Sunday, February 20, 2011

‘Concepts & Ideas – 2011’ at CIMA, Kolkata

India is one of the world’s oldest continuous civilizations; its various communities live in several centuries simultaneously, creating multiple and opposing narratives. Author-thinker Ramachandra Guha in the prologue to his new book, ‘Makers of Modern India’, describes India as the ‘most interesting country in the world.’

The notion of India in the West which is increasingly becoming common place, skims over the peculiarities, oddities and contradictions. The idea is nurtured and spread by even the local media and advertising worlds. This version 2.0 of an increasingly rich and materialistic India is fanned by the demands of politicians and business people driven by commerce, vote banks and market places.

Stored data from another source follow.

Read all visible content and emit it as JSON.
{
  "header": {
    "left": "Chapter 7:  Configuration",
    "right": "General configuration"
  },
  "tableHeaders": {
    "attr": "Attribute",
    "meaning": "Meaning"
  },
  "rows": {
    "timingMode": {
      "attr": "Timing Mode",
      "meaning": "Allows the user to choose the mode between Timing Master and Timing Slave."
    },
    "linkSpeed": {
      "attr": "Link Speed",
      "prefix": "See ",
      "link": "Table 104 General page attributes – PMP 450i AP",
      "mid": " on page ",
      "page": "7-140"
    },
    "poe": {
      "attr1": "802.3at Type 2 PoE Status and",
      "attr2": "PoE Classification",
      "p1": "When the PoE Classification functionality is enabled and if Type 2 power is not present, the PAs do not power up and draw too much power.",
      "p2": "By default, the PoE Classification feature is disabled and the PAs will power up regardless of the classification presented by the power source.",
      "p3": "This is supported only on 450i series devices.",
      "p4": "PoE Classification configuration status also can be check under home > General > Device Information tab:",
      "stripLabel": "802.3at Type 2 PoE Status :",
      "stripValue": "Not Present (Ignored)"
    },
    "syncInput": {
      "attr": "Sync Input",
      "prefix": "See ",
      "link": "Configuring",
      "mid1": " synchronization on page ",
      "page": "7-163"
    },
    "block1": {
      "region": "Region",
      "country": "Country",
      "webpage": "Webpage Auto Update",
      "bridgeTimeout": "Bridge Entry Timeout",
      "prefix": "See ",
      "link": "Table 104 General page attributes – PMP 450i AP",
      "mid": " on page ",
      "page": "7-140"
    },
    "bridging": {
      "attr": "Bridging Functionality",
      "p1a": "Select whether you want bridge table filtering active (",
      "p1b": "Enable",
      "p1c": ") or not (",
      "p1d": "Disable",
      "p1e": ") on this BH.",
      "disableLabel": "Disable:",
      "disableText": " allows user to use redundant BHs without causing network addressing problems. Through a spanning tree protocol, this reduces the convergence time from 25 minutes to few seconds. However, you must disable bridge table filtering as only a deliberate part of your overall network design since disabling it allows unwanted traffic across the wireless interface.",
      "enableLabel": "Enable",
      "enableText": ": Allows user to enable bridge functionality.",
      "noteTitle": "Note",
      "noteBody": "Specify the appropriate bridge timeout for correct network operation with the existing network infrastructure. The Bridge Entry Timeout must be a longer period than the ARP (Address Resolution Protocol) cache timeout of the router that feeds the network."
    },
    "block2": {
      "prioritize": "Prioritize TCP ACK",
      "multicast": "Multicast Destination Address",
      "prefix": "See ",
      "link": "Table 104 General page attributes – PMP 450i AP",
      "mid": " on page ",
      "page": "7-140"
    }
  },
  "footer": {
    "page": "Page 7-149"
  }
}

But this foregoes a closer more intimate exploration of the scramble for precious commodities, the rapid dispossession, in recent years, of tribal communities (who are still forest-dwelling) and farmers. The catastrophes quietly going on in the rural interiors is absent in the many books being published and the media.

The larger, more human challenges confronting India are generally avoided; they are neither colorful or vibrant, or suffused with a mystical faith that a dynamic minority of producers and consumers will somehow achieve, social and economic change by ‘trickle down’ effects. This version - the tawdry, the cruel, the melancholic - is recently finding expression in popular cinema and in the visual fine arts.

The three artists in a new exhibition at ‘Concepts & Ideas – 2011’ at Kolkata based CIMA Gallery do not exactly plunge us into this universe. Instead, they make us do what good art is supposed to do – interpret, reveal and makes us witnesses. Each of the three artists examines a silent issue plaguing life and living in India. Sheba Chhachhi looks at the human effects and affect of rapid urbanization and the relationship between myth and ecology. In her work, aesthetics goes together with advocating justice and equity and critiquing contemporary society.

On the other hand, Anjum Singh’s sculptures express her perspectives on urban, metropolitan issues, the chaos, the garbage, the shattering disfigurement of a city and yet how alluring it is for the consumer society in India. Praneet Soi engages with the questions of migration and displacements. He examines parallels which link his practice as a painter to a political approach to subject matter.